I do not see as many unhelpful techniques from classroom teachers as I do from our specialist (gym teacher, art teacher, music, etc.). I have witnessed a few specialist teachers giving negative recognition in front of the whole class and threats about participation the next time they are with them. On the other hand, I consistently see classroom teachers bring students into the hallway away from preying eyes to talk about unwanted behavior. I, as well as my colleagues, use Class Dojo points for students meeting expectations which we establish through explicit instruction and written guidelines throughout the classroom and hallways. Our school follows the CHAMPS behavior expectations. CHAMPS stands for Conversation, Help, Activity, Movement, Participation and Success. Each activity throughout the school say has its variation of CHAMPS expectations. I see my colleagues giving positive recognition to individual and whole class. I work really hard at showing purposeful action. I tell me students I never make a promise that I cannot keep and I found that they trust me in that expectation. As a teacher and a leader in my school I would hope that I could lead by example and respectfully step in when I see student/teacher relationships moving negatively by showing my support and respect to both parties.

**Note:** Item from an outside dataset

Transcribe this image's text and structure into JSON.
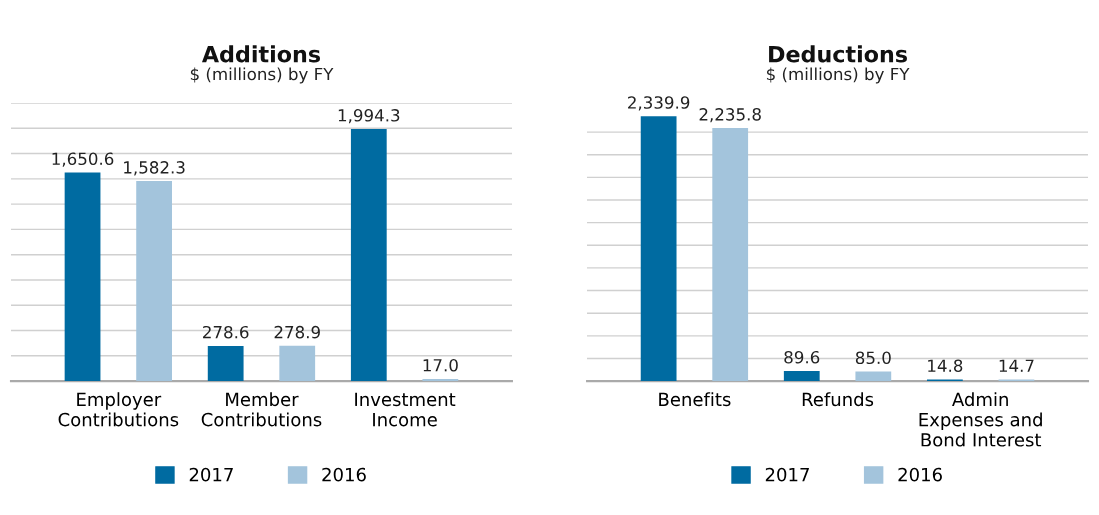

The least helpful technique for communicating expectations that I hear the most often in my school setting are threats:
“Jesse, if you hit someone again, you’re going to go to Dr. P’s office.”
“David, I have told you three times to sit still and listen. Next time, you’re going to sit in a quiet chair. Do you understand?”
I can hear my teachers saying these warnings, albeit they are being said often with a kind and quiet tone, however, I cringe every time because I know that these are very ineffective and make the teacher seem weak and lazy (Shindler, 2010) to the children. I know they mean well, and they are probably thinking that they are giving the child another chance with the warning (Shindler, 2010), but the same kids are getting numerous warnings day after day.
Instead, I would prefer them to use clarifying questions:
“Jesse, what should you be doing with your hands?”
“David, what is the best way we should be sitting in Circle Time?”
And positive recognition:
“It is wonderful when we remember to keep our hands to ourselves. Our friends will be happy about this too.”
“I am seeing people doing a good job sitting criss-cross applesauce with their hands in their lap to show me they are ready.”
As an administrator, I already use a lot of these when talking with children to help model this for my teachers. To expand on this, I plan to hold a professional development in-service to teach these methods when school gets out because it is extremely important for me that my teachers are using the correct communication techniques to build a positive and nurturing learning environment.